By Xiliu, Alibaba Cloud Technical Expert
You may have noticed a new usage of Alibaba Cloud's serverless series, which is not that obvious, during your first use. Compared with the traditional server-based approach, the serverless service platform enables rapid scale-out of your apps and more efficient parallel processing. With this platform, you do not need to pay for idle resources or worry that reserved resources may be insufficient. However, in a traditional usage paradigm, you must reserve hundreds or thousands of servers for highly paralleled and short-lived tasks. In addition, you must pay for each of the used servers, even if some of them are no longer in use.
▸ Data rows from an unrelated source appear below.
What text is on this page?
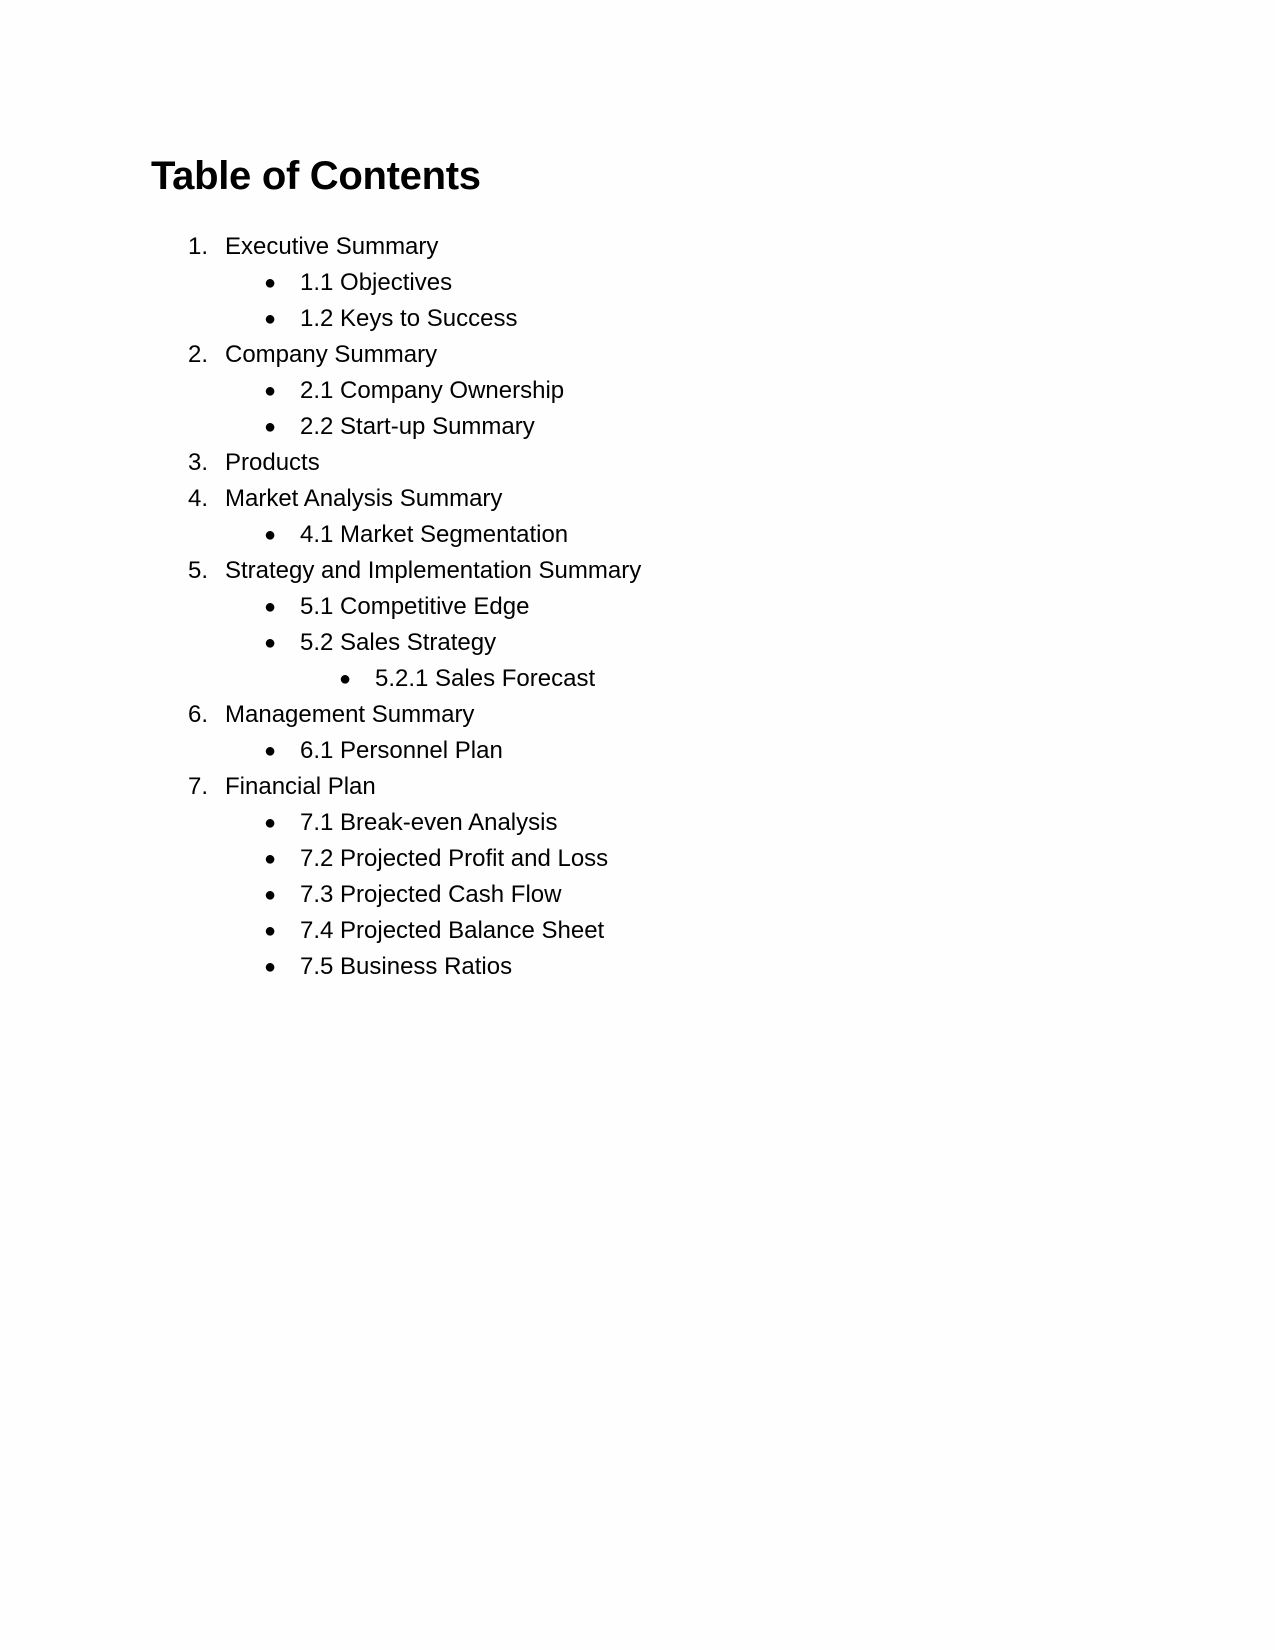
Table of Contents
1. Executive Summary
● 1.1 Objectives
● 1.2 Keys to Success
2. Company Summary
● 2.1 Company Ownership
● 2.2 Start-up Summary
3. Products
4. Market Analysis Summary
● 4.1 Market Segmentation
5. Strategy and Implementation Summary
● 5.1 Competitive Edge
● 5.2 Sales Strategy
● 5.2.1 Sales Forecast
6. Management Summary
● 6.1 Personnel Plan
7. Financial Plan
● 7.1 Break-even Analysis
● 7.2 Projected Profit and Loss
● 7.3 Projected Cash Flow
● 7.4 Projected Balance Sheet
● 7.5 Business Ratios
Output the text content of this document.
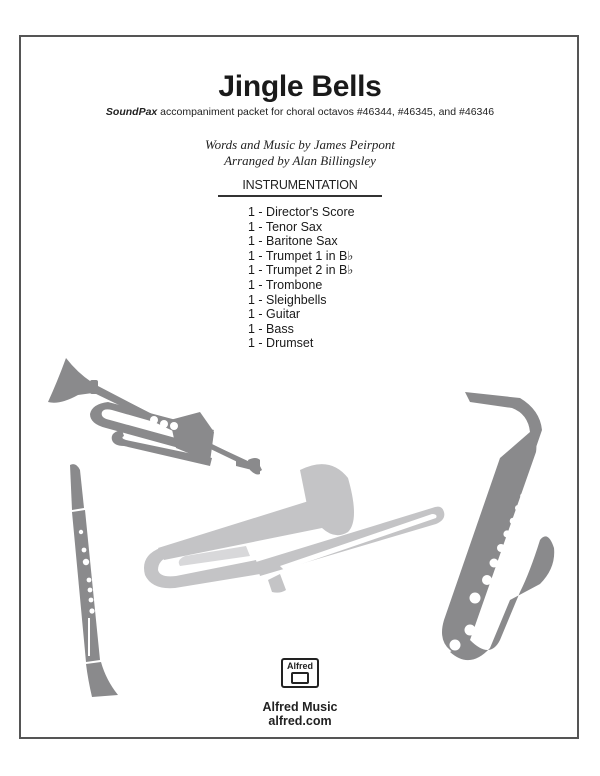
Jingle Bells
SoundPax accompaniment packet for choral octavos #46344, #46345, and #46346
Words and Music by James Peirpont
Arranged by Alan Billingsley
INSTRUMENTATION
1 - Director's Score
1 - Tenor Sax
1 - Baritone Sax
1 - Trumpet 1 in B♭
1 - Trumpet 2 in B♭
1 - Trombone
1 - Sleighbells
1 - Guitar
1 - Bass
1 - Drumset
Alfred
Alfred Music
alfred.com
Alibaba Cloud's serverless product, Function Compute, can address all the preceding concerns:
In these scenarios, whether your tasks can be divided-and-conquered and whether their subtasks can run in parallel may be your only concerns. A long task that takes one hour to complete can be divided into 360 independent subtasks, each of which takes ten seconds for parallel processing. This division shortens the processing time from the previous one hour to only ten seconds. Moreover, when using the pay-as-you-go billing method, the computing budget squares with the cost. In traditional billing methods, however, waste is inevitable because you always have to pay for all the reserved resources.
Next, let's elaborate on serverless practices for large-scale data processing.
Before we move on to large-scale data processing examples, let's take a brief look at Function Compute.
For more information, please visit the Function Compute product page.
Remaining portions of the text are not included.